Kupić czy wynajmować mieszkanie? Co się bardziej opłaca.
Ostatnio trafiłam na ciekawy komentarz porównujący koszty wynajmu i kupna mieszkania. Muszę przyznać, że nieźle mi namieszał w głowie.
Koniecznie zobacz film Na nieruchomości można stracić z komentarzem Michała Macierzyńskiego – analityka Bankier.pl zanim przejdziesz do dalszej części tego artykułu.
W skrócie – Pan Michał twierdzi, że w chwili obecnej zamiast kupna mieszkania bardziej opłaca się je wynajmować, a uzyskaną w ten sposób nadwyżkę pieniędzy oszczędzać na wkład własny. Postanowiłam policzyć jak to wygląda w Poznaniu, gdzie planuję kupić swoje mieszkanie.
Porównajmy więc koszty kupna i wynajmu mieszkania 2 pokojowego o powierzchni 50 m2.
Wynajem. W tej chwili wynajmuję takie mieszkanie za 800 zł odstępnego dla właściciela. Zdaję sobie sprawę, że to bardzo tanio i potrzeba wiele szczęścia żeby trafić na taką okazję. Dla poniższych obliczeń przyjmijmy więc, że płacimy za wynajem 1300 zł/ miesiąc, do tego czynsz i opłaty licznikowe, których nie bierzemy tu pod uwagę.

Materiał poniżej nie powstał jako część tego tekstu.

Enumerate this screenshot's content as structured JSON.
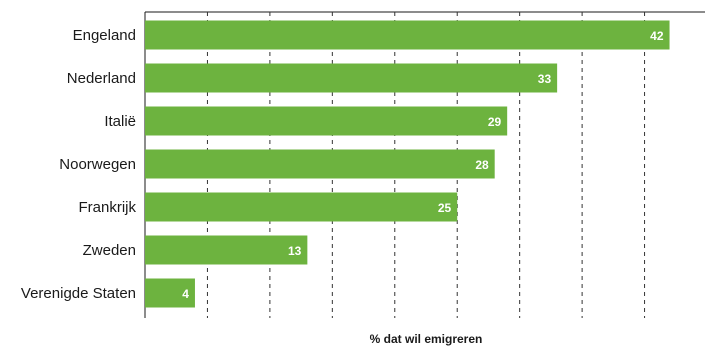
{
  "chart_data": {
    "type": "bar",
    "orientation": "horizontal",
    "categories": [
      "Engeland",
      "Nederland",
      "Italië",
      "Noorwegen",
      "Frankrijk",
      "Zweden",
      "Verenigde Staten"
    ],
    "values": [
      42,
      33,
      29,
      28,
      25,
      13,
      4
    ],
    "xlabel": "% dat wil emigreren",
    "xlim": [
      0,
      45
    ],
    "grid": "vertical dashed",
    "bar_color": "#6db33f"
  }
}
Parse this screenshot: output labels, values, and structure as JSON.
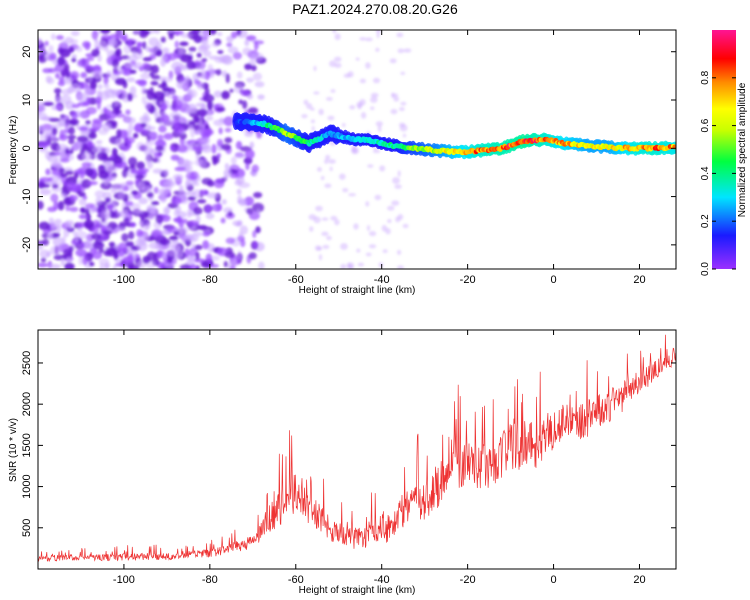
{
  "title": "PAZ1.2024.270.08.20.G26",
  "chart_data": [
    {
      "type": "heatmap",
      "xlabel": "Height of straight line (km)",
      "ylabel": "Frequency (Hz)",
      "xlim": [
        -120,
        28.5
      ],
      "ylim": [
        -25,
        24.5
      ],
      "xticks": [
        -100,
        -80,
        -60,
        -40,
        -20,
        0,
        20
      ],
      "yticks": [
        -20,
        -10,
        0,
        10,
        20
      ],
      "colorbar": {
        "label": "Normalized spectral amplitude",
        "range": [
          0,
          1
        ],
        "ticks": [
          0.0,
          0.2,
          0.4,
          0.6,
          0.8
        ],
        "colormap": [
          "#9b30ff",
          "#1a1aff",
          "#00e5ff",
          "#00ff40",
          "#c8ff00",
          "#ffff00",
          "#ff8c00",
          "#ff0000",
          "#ff1493"
        ]
      },
      "ridge": {
        "x": [
          -72,
          -67,
          -62,
          -57,
          -52,
          -47,
          -42,
          -37,
          -32,
          -27,
          -22,
          -17,
          -12,
          -7,
          -2,
          3,
          8,
          13,
          18,
          23,
          28
        ],
        "frequency": [
          5.5,
          5.0,
          3.0,
          1.0,
          3.0,
          2.0,
          1.5,
          0.5,
          0.0,
          -0.5,
          -0.8,
          -0.5,
          0.0,
          1.5,
          1.8,
          1.0,
          0.5,
          0.2,
          0.0,
          0.0,
          0.2
        ],
        "amplitude": [
          0.15,
          0.3,
          0.5,
          0.35,
          0.2,
          0.25,
          0.3,
          0.35,
          0.45,
          0.55,
          0.7,
          0.8,
          0.85,
          0.9,
          0.8,
          0.7,
          0.6,
          0.6,
          0.75,
          0.8,
          0.75
        ]
      }
    },
    {
      "type": "line",
      "xlabel": "Height of straight line (km)",
      "ylabel": "SNR (10 * v/v)",
      "xlim": [
        -120,
        28.5
      ],
      "ylim": [
        0,
        2900
      ],
      "xticks": [
        -100,
        -80,
        -60,
        -40,
        -20,
        0,
        20
      ],
      "yticks": [
        500,
        1000,
        1500,
        2000,
        2500
      ],
      "color": "#ee3333",
      "series": [
        {
          "x": [
            -120,
            -110,
            -100,
            -90,
            -80,
            -75,
            -70,
            -67,
            -64,
            -62,
            -60,
            -58,
            -56,
            -54,
            -52,
            -50,
            -48,
            -46,
            -44,
            -42,
            -40,
            -38,
            -36,
            -34,
            -32,
            -30,
            -28,
            -26,
            -24,
            -22,
            -20,
            -18,
            -16,
            -14,
            -12,
            -10,
            -8,
            -6,
            -4,
            -2,
            0,
            2,
            4,
            6,
            8,
            10,
            12,
            14,
            16,
            18,
            20,
            22,
            24,
            26,
            28
          ],
          "mean": [
            130,
            140,
            150,
            160,
            190,
            260,
            330,
            550,
            750,
            900,
            950,
            850,
            700,
            600,
            500,
            450,
            400,
            380,
            400,
            500,
            550,
            500,
            650,
            800,
            900,
            850,
            950,
            1100,
            1400,
            1300,
            1350,
            1300,
            1250,
            1300,
            1400,
            1550,
            1500,
            1600,
            1500,
            1650,
            1700,
            1750,
            1900,
            1800,
            1850,
            1950,
            1900,
            2050,
            2100,
            2200,
            2300,
            2350,
            2450,
            2500,
            2600
          ],
          "spread": [
            60,
            60,
            70,
            70,
            80,
            100,
            130,
            250,
            350,
            400,
            450,
            350,
            300,
            280,
            250,
            220,
            200,
            200,
            220,
            250,
            300,
            280,
            320,
            380,
            420,
            400,
            420,
            450,
            500,
            480,
            480,
            450,
            420,
            420,
            450,
            500,
            480,
            450,
            420,
            420,
            400,
            380,
            380,
            350,
            350,
            330,
            320,
            300,
            280,
            260,
            240,
            220,
            200,
            180,
            160
          ]
        }
      ]
    }
  ]
}
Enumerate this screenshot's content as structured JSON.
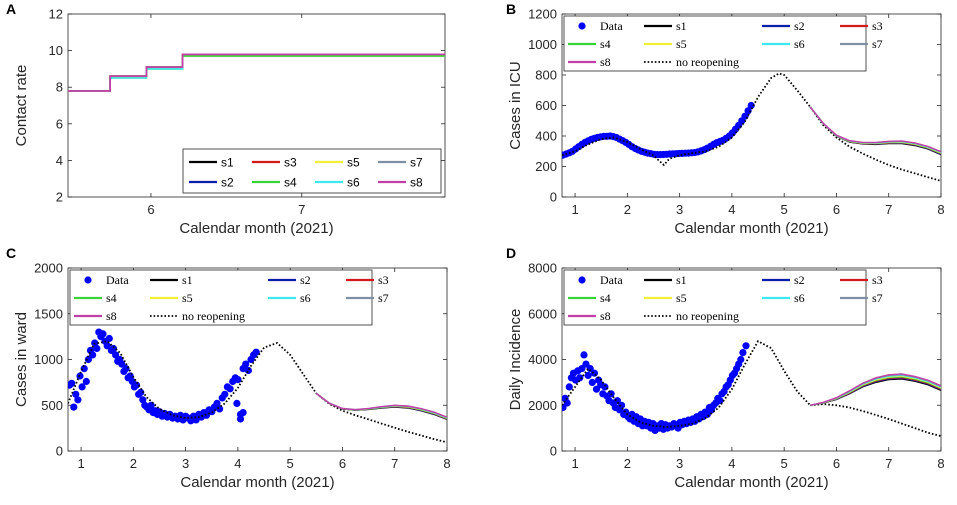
{
  "colors": {
    "data": "#0000ff",
    "s1": "#000000",
    "s2": "#0a1fa8",
    "s3": "#d21a1a",
    "s4": "#39d439",
    "s5": "#f0f03a",
    "s6": "#3ee8ee",
    "s7": "#7f8fa6",
    "s8": "#c040a8",
    "noreopen": "#000000"
  },
  "chart_data": [
    {
      "panel": "A",
      "type": "line",
      "xlabel": "Calendar month (2021)",
      "ylabel": "Contact rate",
      "xlim": [
        5.45,
        7.95
      ],
      "ylim": [
        2,
        12
      ],
      "xticks": [
        6,
        7
      ],
      "yticks": [
        2,
        4,
        6,
        8,
        10,
        12
      ],
      "legend": {
        "location": "bottom-right",
        "layout": "4x2",
        "entries": [
          "s1",
          "s2",
          "s3",
          "s4",
          "s5",
          "s6",
          "s7",
          "s8"
        ]
      },
      "series": [
        {
          "name": "s1",
          "x": [
            5.45,
            5.73,
            5.73,
            5.97,
            5.97,
            6.21,
            6.21,
            7.95
          ],
          "y": [
            7.8,
            7.8,
            8.6,
            8.6,
            9.1,
            9.1,
            9.8,
            9.8
          ]
        },
        {
          "name": "s2",
          "x": [
            5.45,
            5.73,
            5.73,
            5.97,
            5.97,
            6.21,
            6.21,
            7.95
          ],
          "y": [
            7.8,
            7.8,
            8.6,
            8.6,
            9.1,
            9.1,
            9.8,
            9.8
          ]
        },
        {
          "name": "s3",
          "x": [
            5.45,
            5.73,
            5.73,
            5.97,
            5.97,
            6.21,
            6.21,
            7.95
          ],
          "y": [
            7.8,
            7.8,
            8.6,
            8.6,
            9.1,
            9.1,
            9.8,
            9.8
          ]
        },
        {
          "name": "s4",
          "x": [
            5.45,
            5.73,
            5.73,
            5.97,
            5.97,
            6.21,
            6.21,
            7.95
          ],
          "y": [
            7.8,
            7.8,
            8.5,
            8.5,
            9.0,
            9.0,
            9.7,
            9.7
          ]
        },
        {
          "name": "s5",
          "x": [
            5.45,
            5.73,
            5.73,
            5.97,
            5.97,
            6.21,
            6.21,
            7.95
          ],
          "y": [
            7.8,
            7.8,
            8.6,
            8.6,
            9.1,
            9.1,
            9.8,
            9.8
          ]
        },
        {
          "name": "s6",
          "x": [
            5.45,
            5.73,
            5.73,
            5.97,
            5.97,
            6.21,
            6.21,
            7.95
          ],
          "y": [
            7.8,
            7.8,
            8.5,
            8.5,
            9.0,
            9.0,
            9.8,
            9.8
          ]
        },
        {
          "name": "s7",
          "x": [
            5.45,
            5.73,
            5.73,
            5.97,
            5.97,
            6.21,
            6.21,
            7.95
          ],
          "y": [
            7.8,
            7.8,
            8.6,
            8.6,
            9.1,
            9.1,
            9.8,
            9.8
          ]
        },
        {
          "name": "s8",
          "x": [
            5.45,
            5.73,
            5.73,
            5.97,
            5.97,
            6.21,
            6.21,
            7.95
          ],
          "y": [
            7.8,
            7.8,
            8.6,
            8.6,
            9.1,
            9.1,
            9.8,
            9.8
          ]
        }
      ]
    },
    {
      "panel": "B",
      "type": "line",
      "xlabel": "Calendar month (2021)",
      "ylabel": "Cases in ICU",
      "xlim": [
        0.75,
        8
      ],
      "ylim": [
        0,
        1200
      ],
      "xticks": [
        1,
        2,
        3,
        4,
        5,
        6,
        7,
        8
      ],
      "yticks": [
        0,
        200,
        400,
        600,
        800,
        1000,
        1200
      ],
      "legend": {
        "location": "top-left",
        "layout": "3x4",
        "entries": [
          "Data",
          "s1",
          "s2",
          "s3",
          "s4",
          "s5",
          "s6",
          "s7",
          "s8",
          "no reopening"
        ]
      },
      "data_points": {
        "x": [
          0.77,
          0.83,
          0.89,
          0.95,
          1.01,
          1.07,
          1.13,
          1.19,
          1.25,
          1.31,
          1.37,
          1.43,
          1.49,
          1.55,
          1.61,
          1.67,
          1.73,
          1.79,
          1.85,
          1.91,
          1.97,
          2.03,
          2.09,
          2.15,
          2.21,
          2.27,
          2.33,
          2.39,
          2.45,
          2.51,
          2.57,
          2.63,
          2.69,
          2.75,
          2.81,
          2.87,
          2.93,
          2.99,
          3.05,
          3.11,
          3.17,
          3.23,
          3.29,
          3.35,
          3.41,
          3.47,
          3.53,
          3.59,
          3.65,
          3.71,
          3.77,
          3.83,
          3.89,
          3.95,
          4.01,
          4.07,
          4.13,
          4.19,
          4.25,
          4.31,
          4.37
        ],
        "y": [
          275,
          282,
          290,
          300,
          315,
          330,
          345,
          358,
          368,
          378,
          385,
          390,
          395,
          398,
          398,
          400,
          396,
          390,
          380,
          370,
          358,
          344,
          330,
          318,
          308,
          300,
          294,
          288,
          284,
          280,
          278,
          278,
          279,
          280,
          282,
          283,
          284,
          285,
          286,
          287,
          288,
          290,
          292,
          296,
          302,
          310,
          320,
          332,
          345,
          356,
          364,
          372,
          385,
          400,
          420,
          445,
          470,
          500,
          530,
          565,
          600
        ]
      },
      "fit": {
        "x": [
          0.75,
          1.0,
          1.25,
          1.5,
          1.75,
          2.0,
          2.25,
          2.5,
          2.6,
          2.7,
          2.8,
          3.0,
          3.25,
          3.5,
          3.75,
          4.0,
          4.25,
          4.5,
          4.75,
          4.9,
          5.0,
          5.25,
          5.5
        ],
        "y": [
          275,
          300,
          345,
          380,
          390,
          360,
          315,
          272,
          240,
          210,
          250,
          275,
          288,
          300,
          330,
          390,
          495,
          655,
          780,
          810,
          800,
          700,
          590
        ]
      },
      "scenarios": {
        "x": [
          5.5,
          5.75,
          6.0,
          6.25,
          6.5,
          6.75,
          7.0,
          7.25,
          7.5,
          7.75,
          8.0
        ],
        "s1": [
          590,
          480,
          400,
          360,
          348,
          345,
          350,
          350,
          338,
          315,
          278
        ],
        "s8": [
          590,
          482,
          405,
          370,
          358,
          358,
          365,
          368,
          355,
          332,
          298
        ],
        "no_reopening": [
          590,
          470,
          390,
          330,
          285,
          245,
          210,
          180,
          155,
          130,
          105
        ]
      }
    },
    {
      "panel": "C",
      "type": "line",
      "xlabel": "Calendar month (2021)",
      "ylabel": "Cases in ward",
      "xlim": [
        0.75,
        8
      ],
      "ylim": [
        0,
        2000
      ],
      "xticks": [
        1,
        2,
        3,
        4,
        5,
        6,
        7,
        8
      ],
      "yticks": [
        0,
        500,
        1000,
        1500,
        2000
      ],
      "legend": {
        "location": "top-left",
        "layout": "3x4",
        "entries": [
          "Data",
          "s1",
          "s2",
          "s3",
          "s4",
          "s5",
          "s6",
          "s7",
          "s8",
          "no reopening"
        ]
      },
      "data_points": {
        "x": [
          0.78,
          0.82,
          0.86,
          0.9,
          0.94,
          0.98,
          1.02,
          1.06,
          1.1,
          1.14,
          1.18,
          1.22,
          1.26,
          1.3,
          1.34,
          1.38,
          1.42,
          1.46,
          1.5,
          1.54,
          1.58,
          1.62,
          1.66,
          1.7,
          1.74,
          1.78,
          1.82,
          1.86,
          1.9,
          1.94,
          1.98,
          2.02,
          2.06,
          2.1,
          2.14,
          2.18,
          2.22,
          2.26,
          2.3,
          2.34,
          2.38,
          2.42,
          2.46,
          2.5,
          2.55,
          2.6,
          2.65,
          2.7,
          2.75,
          2.8,
          2.85,
          2.9,
          2.95,
          3.0,
          3.05,
          3.1,
          3.15,
          3.2,
          3.25,
          3.3,
          3.35,
          3.4,
          3.45,
          3.5,
          3.55,
          3.6,
          3.65,
          3.7,
          3.75,
          3.8,
          3.85,
          3.9,
          3.95,
          4.0,
          4.05,
          4.1,
          4.15,
          4.2,
          4.25,
          4.3,
          4.35
        ],
        "y": [
          720,
          740,
          480,
          620,
          560,
          820,
          700,
          900,
          760,
          1000,
          1100,
          1050,
          1180,
          1120,
          1300,
          1250,
          1280,
          1200,
          1150,
          1230,
          1100,
          1120,
          1050,
          980,
          1000,
          950,
          870,
          900,
          800,
          820,
          760,
          700,
          720,
          620,
          640,
          560,
          500,
          480,
          450,
          500,
          420,
          440,
          400,
          430,
          380,
          410,
          370,
          400,
          360,
          380,
          350,
          390,
          340,
          380,
          360,
          330,
          380,
          340,
          400,
          370,
          420,
          390,
          450,
          430,
          480,
          520,
          460,
          580,
          620,
          700,
          680,
          760,
          800,
          780,
          400,
          900,
          950,
          880,
          1000,
          1050,
          1080
        ],
        "x_extra": [
          4.05,
          4.1,
          3.98
        ],
        "y_extra": [
          350,
          420,
          520
        ]
      },
      "fit": {
        "x": [
          0.75,
          1.0,
          1.25,
          1.5,
          1.75,
          2.0,
          2.25,
          2.5,
          2.75,
          3.0,
          3.25,
          3.5,
          3.75,
          4.0,
          4.25,
          4.5,
          4.75,
          5.0,
          5.25,
          5.5
        ],
        "y": [
          520,
          870,
          1170,
          1200,
          1070,
          810,
          590,
          460,
          390,
          360,
          370,
          420,
          520,
          690,
          930,
          1130,
          1180,
          1050,
          840,
          630
        ]
      },
      "scenarios": {
        "x": [
          5.5,
          5.75,
          6.0,
          6.25,
          6.5,
          6.75,
          7.0,
          7.25,
          7.5,
          7.75,
          8.0
        ],
        "s1": [
          630,
          520,
          460,
          445,
          455,
          470,
          480,
          470,
          440,
          400,
          345
        ],
        "s8": [
          630,
          522,
          465,
          452,
          465,
          485,
          500,
          492,
          465,
          425,
          370
        ],
        "no_reopening": [
          630,
          515,
          440,
          390,
          345,
          300,
          255,
          210,
          170,
          130,
          95
        ]
      }
    },
    {
      "panel": "D",
      "type": "line",
      "xlabel": "Calendar month (2021)",
      "ylabel": "Daily Incidence",
      "xlim": [
        0.75,
        8
      ],
      "ylim": [
        0,
        8000
      ],
      "xticks": [
        1,
        2,
        3,
        4,
        5,
        6,
        7,
        8
      ],
      "yticks": [
        0,
        2000,
        4000,
        6000,
        8000
      ],
      "legend": {
        "location": "top-left",
        "layout": "3x4",
        "entries": [
          "Data",
          "s1",
          "s2",
          "s3",
          "s4",
          "s5",
          "s6",
          "s7",
          "s8",
          "no reopening"
        ]
      },
      "data_points": {
        "x": [
          0.77,
          0.81,
          0.85,
          0.89,
          0.93,
          0.97,
          1.01,
          1.05,
          1.09,
          1.13,
          1.17,
          1.21,
          1.25,
          1.29,
          1.33,
          1.37,
          1.41,
          1.45,
          1.49,
          1.53,
          1.57,
          1.61,
          1.65,
          1.69,
          1.73,
          1.77,
          1.81,
          1.85,
          1.89,
          1.93,
          1.97,
          2.01,
          2.05,
          2.09,
          2.13,
          2.17,
          2.21,
          2.25,
          2.29,
          2.33,
          2.37,
          2.41,
          2.45,
          2.49,
          2.53,
          2.57,
          2.61,
          2.65,
          2.69,
          2.73,
          2.77,
          2.81,
          2.85,
          2.89,
          2.93,
          2.97,
          3.01,
          3.05,
          3.09,
          3.13,
          3.17,
          3.21,
          3.25,
          3.29,
          3.33,
          3.37,
          3.41,
          3.45,
          3.49,
          3.53,
          3.57,
          3.61,
          3.65,
          3.69,
          3.73,
          3.77,
          3.81,
          3.85,
          3.89,
          3.93,
          3.97,
          4.01,
          4.05,
          4.09,
          4.13,
          4.17,
          4.21,
          4.27
        ],
        "y": [
          1900,
          2300,
          2100,
          2800,
          3200,
          3400,
          3100,
          3500,
          3200,
          3600,
          4200,
          3800,
          3300,
          3600,
          3000,
          3400,
          2700,
          3100,
          2900,
          2500,
          2800,
          2400,
          2200,
          2500,
          2100,
          1900,
          2200,
          1800,
          2000,
          1600,
          1700,
          1500,
          1400,
          1600,
          1300,
          1500,
          1200,
          1400,
          1100,
          1300,
          1100,
          1250,
          1000,
          1200,
          900,
          1100,
          1000,
          1200,
          950,
          1150,
          1000,
          1100,
          1050,
          1200,
          1100,
          1000,
          1250,
          1150,
          1300,
          1200,
          1350,
          1250,
          1400,
          1300,
          1500,
          1400,
          1600,
          1500,
          1700,
          1600,
          1900,
          1800,
          2000,
          2100,
          2300,
          2200,
          2500,
          2600,
          2800,
          2900,
          3100,
          3300,
          3400,
          3600,
          3800,
          4000,
          4300,
          4600
        ]
      },
      "fit": {
        "x": [
          0.75,
          1.0,
          1.25,
          1.5,
          1.75,
          2.0,
          2.25,
          2.5,
          2.75,
          3.0,
          3.25,
          3.5,
          3.75,
          4.0,
          4.25,
          4.5,
          4.75,
          5.0,
          5.25,
          5.5
        ],
        "y": [
          2000,
          2800,
          3600,
          3100,
          2300,
          1600,
          1250,
          1100,
          1050,
          1100,
          1200,
          1450,
          1900,
          2700,
          3800,
          4800,
          4500,
          3500,
          2600,
          2000
        ]
      },
      "scenarios": {
        "x": [
          5.5,
          5.75,
          6.0,
          6.25,
          6.5,
          6.75,
          7.0,
          7.25,
          7.5,
          7.75,
          8.0
        ],
        "s1": [
          2000,
          2100,
          2250,
          2500,
          2800,
          3000,
          3120,
          3150,
          3050,
          2900,
          2650
        ],
        "s8": [
          2000,
          2130,
          2330,
          2630,
          2960,
          3200,
          3330,
          3370,
          3260,
          3100,
          2850
        ],
        "no_reopening": [
          2000,
          2050,
          2000,
          1900,
          1750,
          1580,
          1400,
          1200,
          1000,
          800,
          650
        ]
      }
    }
  ]
}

Kupno. W chwili obecnej można w Poznaniu dostać mieszkanie deweloperskie za 5500 zł/ m2 (nie jest to najtaniej, nie jest też najdrożej, przyjmuję taką cenę, ponieważ daje nam ona pewien niewielki wybór wśród mieszkań kilku deweloperów). Mieszkanie 50 m2 będzie nas zatem kosztować 275 000 zł. Bierzemy kredyt na 100 %. Zakładam, że mamy pieniądze na urządzenie mieszkania i dodatkowe opłaty związane z kupnem (np. notariusz).
Kredyt. Załóżmy, że bierzemy kredyt w PLN na 30 lat, oprocentowanie na tą chwilę 7,5%, raty równe, bez Rodziny na swoim. Rata kredytu przy tej kwocie będzie wynosić mniej więcej 1900 zł. Do tego oczywiście musimy doliczyć czynsz i opłaty licznikowe.
Już na tym etapie widać, że różnica między wynajmem a ratą kredytu wynosi 600 zł. Oszczędzając tą kwotę co miesiąc na rachunku oszczędnościowym oprocentowanym na 4% po roku uzbieramy 7350 zł w gotówce. Po dwóch latach zaoszczędzimy 15 000 zł.
Może to nie wygląda na jakąś ogromną kwotę, ale liczmy dalej.